I can use find_library in ctypes.util to check if the library exists, but I don't see any easy way to get the version. <-- This doesn't actually work all the time, some libraries are header-only like eigen3, which is a C++ template library.

Using the install_requires argument of setup() only works for Python libraries and CGAL is a C/C++ library.


Solution

  • Whether a particular extension module should be compiled depending on the availability of some library version, can be accomplished by dynamically generating the ext_modules argument of setup() in setup.py.
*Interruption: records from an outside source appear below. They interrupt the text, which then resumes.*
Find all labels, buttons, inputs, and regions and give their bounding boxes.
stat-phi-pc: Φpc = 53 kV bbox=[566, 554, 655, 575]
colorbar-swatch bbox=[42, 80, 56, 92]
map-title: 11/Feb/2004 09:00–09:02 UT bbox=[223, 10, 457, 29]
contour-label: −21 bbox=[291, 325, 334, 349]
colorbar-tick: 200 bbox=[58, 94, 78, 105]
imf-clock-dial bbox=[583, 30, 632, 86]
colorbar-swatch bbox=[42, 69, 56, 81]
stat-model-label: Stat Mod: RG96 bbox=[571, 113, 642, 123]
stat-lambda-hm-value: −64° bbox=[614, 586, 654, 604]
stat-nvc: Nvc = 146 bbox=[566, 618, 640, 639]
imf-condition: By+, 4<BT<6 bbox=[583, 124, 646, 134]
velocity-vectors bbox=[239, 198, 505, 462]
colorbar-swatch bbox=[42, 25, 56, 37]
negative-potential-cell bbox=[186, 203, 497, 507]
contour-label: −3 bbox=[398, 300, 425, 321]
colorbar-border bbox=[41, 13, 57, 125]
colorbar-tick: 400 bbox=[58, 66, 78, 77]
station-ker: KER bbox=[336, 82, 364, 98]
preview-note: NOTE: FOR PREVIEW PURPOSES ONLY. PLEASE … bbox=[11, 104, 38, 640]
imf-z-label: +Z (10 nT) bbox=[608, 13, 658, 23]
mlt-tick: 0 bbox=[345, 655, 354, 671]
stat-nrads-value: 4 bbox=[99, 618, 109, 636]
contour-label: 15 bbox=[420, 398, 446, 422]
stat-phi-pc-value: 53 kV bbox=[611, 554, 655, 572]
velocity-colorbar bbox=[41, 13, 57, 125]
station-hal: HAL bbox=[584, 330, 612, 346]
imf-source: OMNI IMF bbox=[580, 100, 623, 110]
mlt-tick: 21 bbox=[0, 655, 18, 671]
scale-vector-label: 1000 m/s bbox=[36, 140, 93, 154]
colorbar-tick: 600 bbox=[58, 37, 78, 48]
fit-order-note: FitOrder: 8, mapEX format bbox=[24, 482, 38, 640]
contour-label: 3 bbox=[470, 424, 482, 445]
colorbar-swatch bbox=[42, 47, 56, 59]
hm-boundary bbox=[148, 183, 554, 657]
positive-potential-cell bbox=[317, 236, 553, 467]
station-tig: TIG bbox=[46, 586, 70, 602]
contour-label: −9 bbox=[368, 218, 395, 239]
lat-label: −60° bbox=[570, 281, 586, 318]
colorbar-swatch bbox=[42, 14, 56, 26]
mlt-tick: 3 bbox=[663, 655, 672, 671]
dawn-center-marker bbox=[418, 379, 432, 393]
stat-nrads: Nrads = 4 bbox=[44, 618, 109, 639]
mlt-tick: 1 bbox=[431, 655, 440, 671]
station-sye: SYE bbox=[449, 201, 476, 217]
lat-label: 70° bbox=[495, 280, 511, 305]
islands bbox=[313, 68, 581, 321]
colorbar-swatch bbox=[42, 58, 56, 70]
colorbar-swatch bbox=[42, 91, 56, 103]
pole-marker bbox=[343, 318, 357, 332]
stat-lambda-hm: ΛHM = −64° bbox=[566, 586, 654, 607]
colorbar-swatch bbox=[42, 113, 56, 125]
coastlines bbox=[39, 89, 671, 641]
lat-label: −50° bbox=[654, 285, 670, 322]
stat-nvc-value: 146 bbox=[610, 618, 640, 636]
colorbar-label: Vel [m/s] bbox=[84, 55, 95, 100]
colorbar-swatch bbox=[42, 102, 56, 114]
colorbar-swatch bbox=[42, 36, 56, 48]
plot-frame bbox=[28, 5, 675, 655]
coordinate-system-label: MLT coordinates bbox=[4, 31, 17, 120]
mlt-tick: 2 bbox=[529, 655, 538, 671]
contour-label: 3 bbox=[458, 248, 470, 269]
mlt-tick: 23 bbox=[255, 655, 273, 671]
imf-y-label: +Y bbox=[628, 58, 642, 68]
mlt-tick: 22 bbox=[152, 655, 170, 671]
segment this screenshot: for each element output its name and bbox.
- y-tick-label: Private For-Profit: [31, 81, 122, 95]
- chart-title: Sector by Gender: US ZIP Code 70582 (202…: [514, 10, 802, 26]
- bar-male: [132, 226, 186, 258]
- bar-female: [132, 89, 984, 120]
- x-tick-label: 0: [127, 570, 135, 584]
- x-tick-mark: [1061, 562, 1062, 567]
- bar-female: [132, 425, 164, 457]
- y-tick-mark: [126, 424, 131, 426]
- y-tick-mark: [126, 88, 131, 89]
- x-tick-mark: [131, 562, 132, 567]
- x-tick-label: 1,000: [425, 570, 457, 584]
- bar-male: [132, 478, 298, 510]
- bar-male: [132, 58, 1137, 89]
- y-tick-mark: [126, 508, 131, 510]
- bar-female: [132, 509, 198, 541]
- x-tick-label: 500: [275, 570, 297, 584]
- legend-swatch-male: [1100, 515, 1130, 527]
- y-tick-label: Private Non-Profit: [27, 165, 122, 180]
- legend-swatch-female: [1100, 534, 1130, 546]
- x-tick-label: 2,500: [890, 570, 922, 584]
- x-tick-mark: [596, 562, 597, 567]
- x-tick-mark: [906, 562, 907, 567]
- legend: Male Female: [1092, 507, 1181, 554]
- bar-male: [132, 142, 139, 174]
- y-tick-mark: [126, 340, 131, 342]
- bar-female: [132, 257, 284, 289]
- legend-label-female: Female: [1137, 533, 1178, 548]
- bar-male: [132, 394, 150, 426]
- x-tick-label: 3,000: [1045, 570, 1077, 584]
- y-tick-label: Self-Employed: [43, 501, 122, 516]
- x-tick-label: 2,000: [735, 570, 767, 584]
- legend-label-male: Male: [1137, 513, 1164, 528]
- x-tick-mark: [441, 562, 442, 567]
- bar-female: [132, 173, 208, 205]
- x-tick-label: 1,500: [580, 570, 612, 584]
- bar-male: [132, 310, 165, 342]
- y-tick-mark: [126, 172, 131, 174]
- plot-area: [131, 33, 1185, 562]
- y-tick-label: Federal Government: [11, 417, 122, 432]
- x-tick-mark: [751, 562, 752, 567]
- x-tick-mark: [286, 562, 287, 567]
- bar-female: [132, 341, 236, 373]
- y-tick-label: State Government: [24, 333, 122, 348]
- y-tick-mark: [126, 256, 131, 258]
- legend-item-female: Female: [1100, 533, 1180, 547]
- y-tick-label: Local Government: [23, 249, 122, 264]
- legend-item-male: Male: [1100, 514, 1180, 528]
    For the _yaml.so module of ruamel.yaml, that only should be compiled when the libyaml development libraries have been installed on the system I do:

    import os
    from textwrap import dedent
    
    def check_extensions():
        """check if the C module can be build by trying to compile a small 
        program against the libyaml development library"""
    
        import tempfile
        import shutil
    
        import distutils.sysconfig
        import distutils.ccompiler
        from distutils.errors import CompileError, LinkError
    
        libraries = ['yaml']
    
        # write a temporary .c file to compile
        c_code = dedent("""
        #include <yaml.h>
    
        int main(int argc, char* argv[])
        {
            yaml_parser_t parser;
            parser = parser;  /* prevent warning */
            return 0;
        }
        """)
        tmp_dir = tempfile.mkdtemp(prefix = 'tmp_ruamel_yaml_')
        bin_file_name = os.path.join(tmp_dir, 'test_yaml')
        file_name = bin_file_name + '.c'
        with open(file_name, 'w') as fp:
            fp.write(c_code)
    
        # and try to compile it
        compiler = distutils.ccompiler.new_compiler()
        assert isinstance(compiler, distutils.ccompiler.CCompiler)
        distutils.sysconfig.customize_compiler(compiler)
    
        try:
            compiler.link_executable(
                compiler.compile([file_name]),
                bin_file_name,
                libraries=libraries,
            )
        except CompileError:
            print('libyaml compile error')
            ret_val = None
        except LinkError:
            print('libyaml link error')
            ret_val = None
        else:
            ret_val = [
                Extension(
                    '_yaml',
                    sources=['ext/_yaml.c'],
                    libraries=libraries,
                    ),
            ]
        shutil.rmtree(tmp_dir)
        return ret_val
    

    This way you require no extra files in the distribution. Even if you cannot fail to compile based on the version number at compile time, you should be able to run the resulting program from the temporary directory and check the exit value and/or output.